Um abraço do casal bem agarrado na despedida antes do embarque era a saudade materializada sendo extirpada.

Uma gargalhada sem fim do senhor de idade com sua neta na pracinha do bairro,era a própria alma do amor encantado pelo ser.
Uma árvore que balançava e soltava suas folhas, ainda envergada pelo vento forte que batia aquela tarde, era uma imagem de resiliência e do jogo de cintura da natureza.
Uma discussão de bar sobre a vida, relacionamento e o tempo era filosofia de garrafão de vinho entre amigos naquele momento.

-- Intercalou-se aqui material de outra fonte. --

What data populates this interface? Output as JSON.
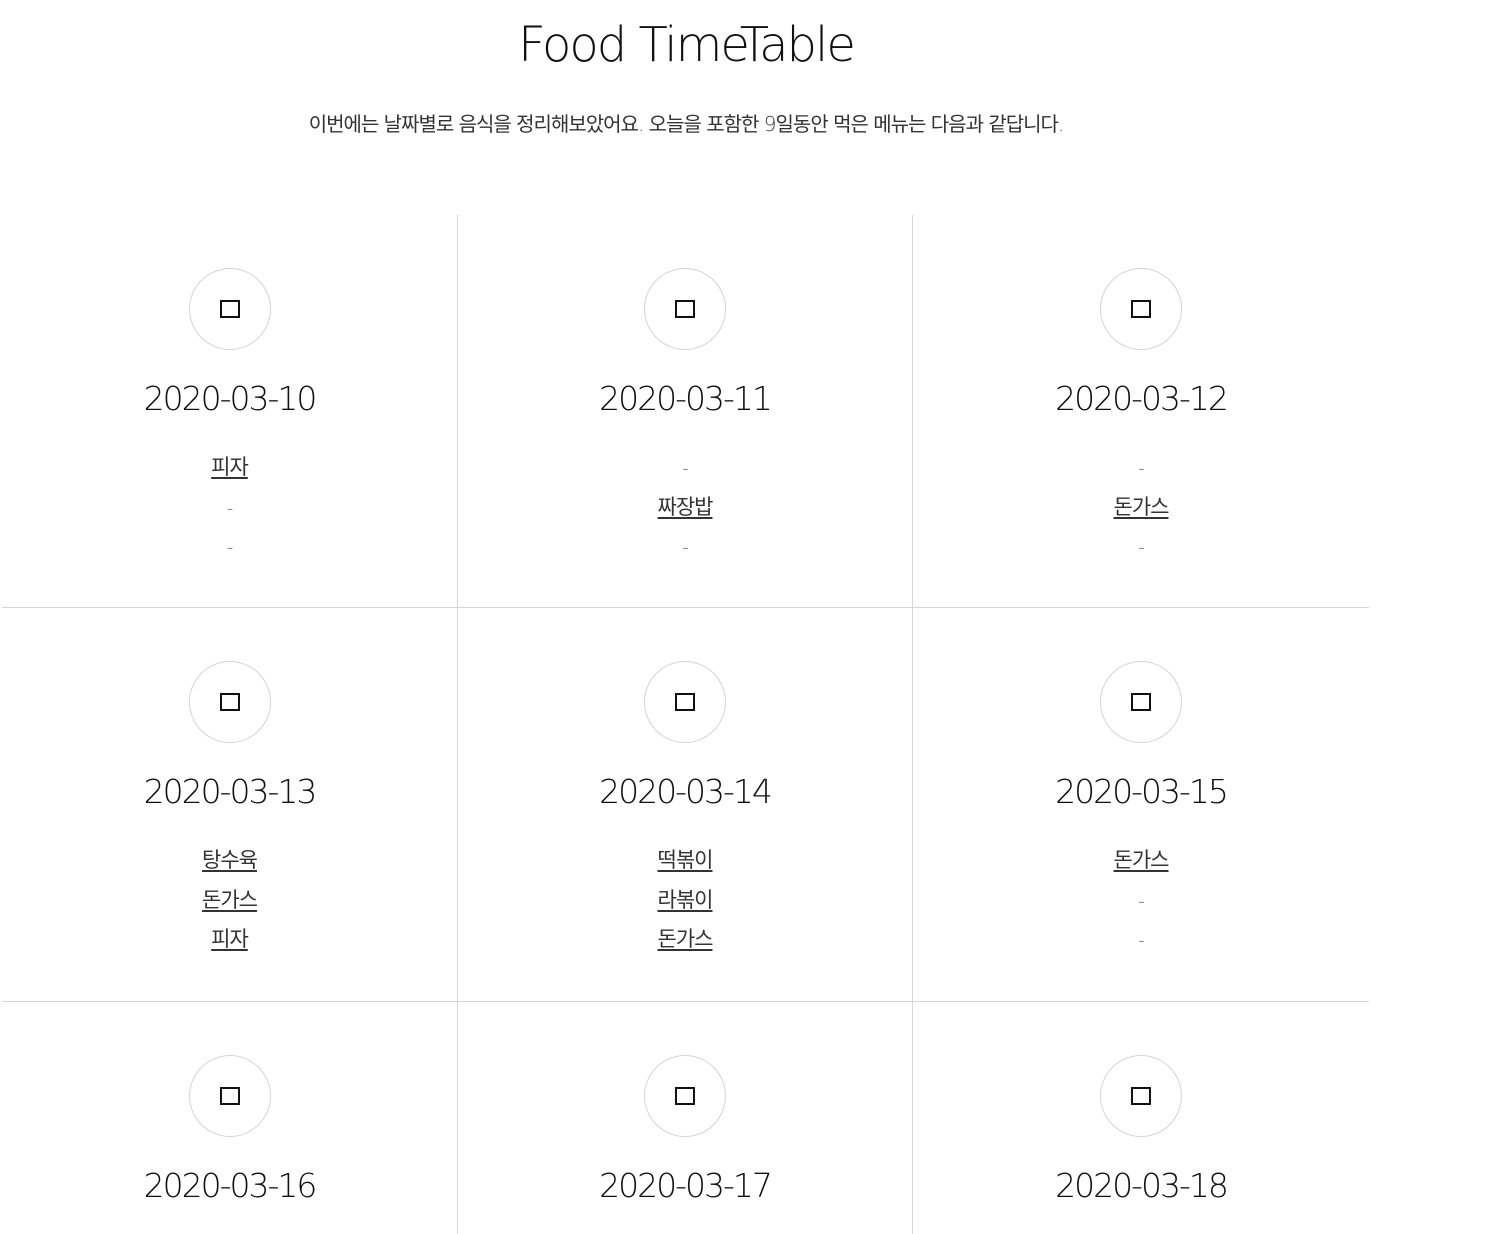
{
  "page": {
    "title": "Food TimeTable",
    "subtitle": "이번에는 날짜별로 음식을 정리해보았어요. 오늘을 포함한 9일동안 먹은 메뉴는 다음과 같답니다."
  },
  "days": [
    {
      "date": "2020-03-10",
      "meals": [
        "피자",
        "-",
        "-"
      ]
    },
    {
      "date": "2020-03-11",
      "meals": [
        "-",
        "짜장밥",
        "-"
      ]
    },
    {
      "date": "2020-03-12",
      "meals": [
        "-",
        "돈가스",
        "-"
      ]
    },
    {
      "date": "2020-03-13",
      "meals": [
        "탕수육",
        "돈가스",
        "피자"
      ]
    },
    {
      "date": "2020-03-14",
      "meals": [
        "떡볶이",
        "라볶이",
        "돈가스"
      ]
    },
    {
      "date": "2020-03-15",
      "meals": [
        "돈가스",
        "-",
        "-"
      ]
    },
    {
      "date": "2020-03-16",
      "meals": []
    },
    {
      "date": "2020-03-17",
      "meals": []
    },
    {
      "date": "2020-03-18",
      "meals": []
    }
  ],
  "icons": {
    "day_icon": "square-icon",
    "text_color": "#111111",
    "divider_color": "#d6d6d6"
  }
}
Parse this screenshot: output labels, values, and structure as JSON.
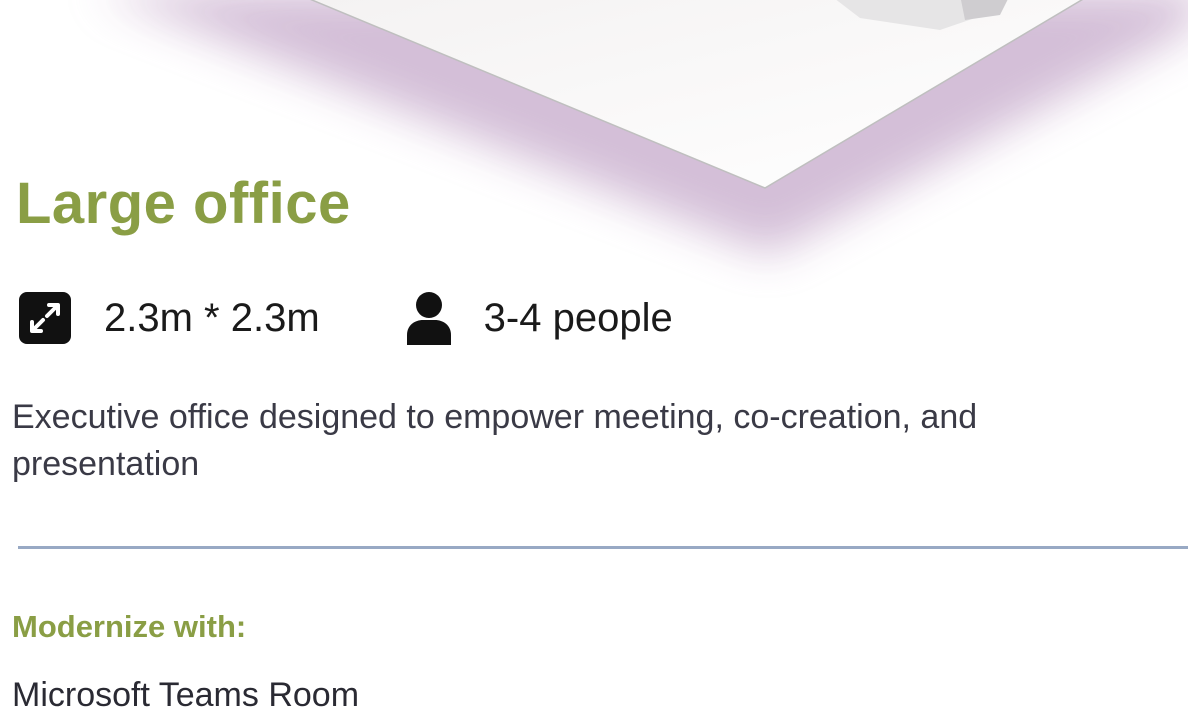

Quando se parava lentamente para o observar os movimentos e retratos que se moviam daquele mundo, tentava-se guardar na memória como um quadro desenhado dentro de si.

A porta de um cemitério cheio era a representação de um estranho adeus para alguém que marcou muitos e deixou esse mundo.
Poderiam ser quadros para um artista que pudesse representa-los em pintura, poderiam ser fotografias do congelamento daquela fração de tempo ou poderia ser poema para um poeta que disseca o olhar filosoficamente em dias que se perde em observação sobre detalhes tão despercebidos do mundo que gira tão rápido!